In April 2012, police received a tip that led them to search an Essex location where a house had been demolished. Officials then spent 11 weeks searching a Coventry landfill looking for the Curriers’ remains. It was believed to be the largest search in Vermont history.

The couple’s bodies haven’t been found.

During Friday’s 40-minute news conference, state and federal officials repeatedly said “no comment” when asked for additional details of the case.

“I’m sorry we can’t provide more information,” Coffin said. “We do the public’s work and the public has a right to know what’s going on, but the public’s work requires us sometimes to operate in a situation where we can’t provide full information to the media or to the public generally.”

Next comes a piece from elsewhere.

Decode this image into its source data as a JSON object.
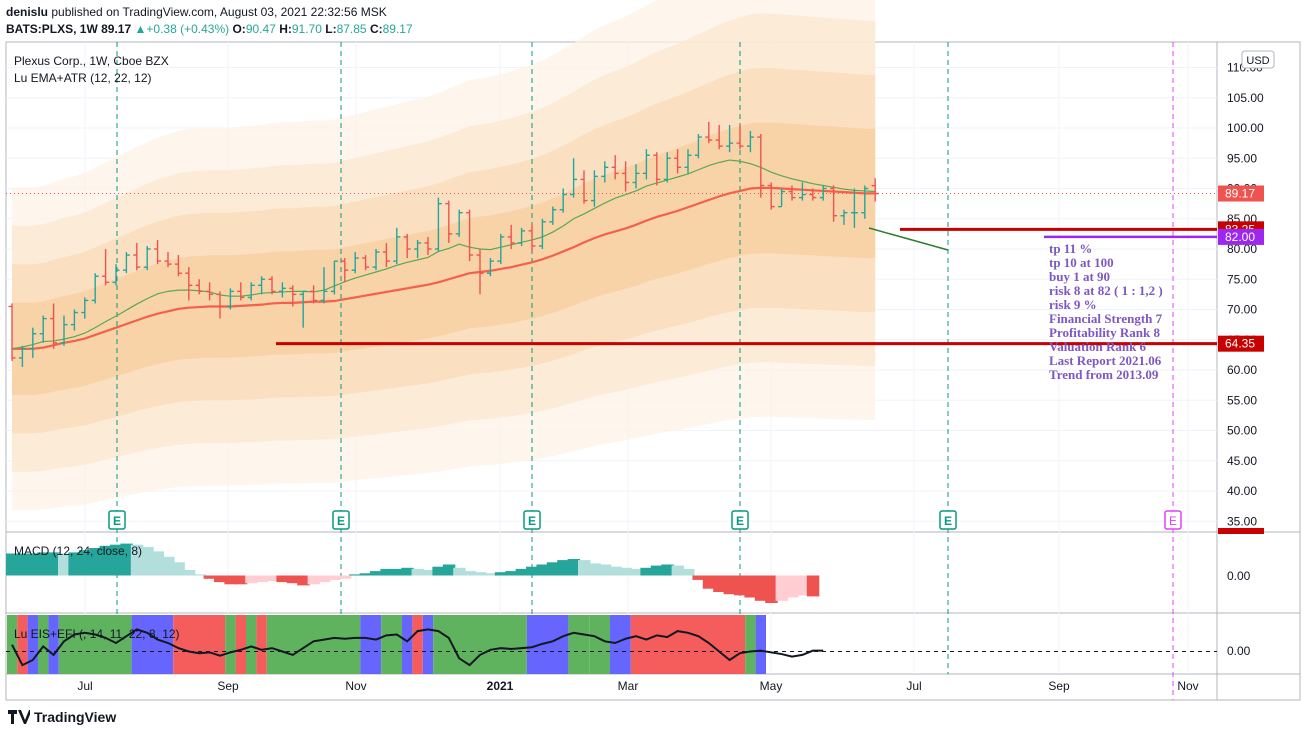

In a statement read at the news conference, the Currier family said they were grateful for the support they have received from the community and the efforts by police to solve the mystery of the disappearance of Bill and Lorraine.

“Our family circle has a huge gap with the loss of Bill and Lorraine. We need time to absorb this and to grieve,” the statement said. “We haven’t yet made any plans for a public memorial service, but we ask that all of you respond to this random act of violence with daily random acts of kindness in their names.”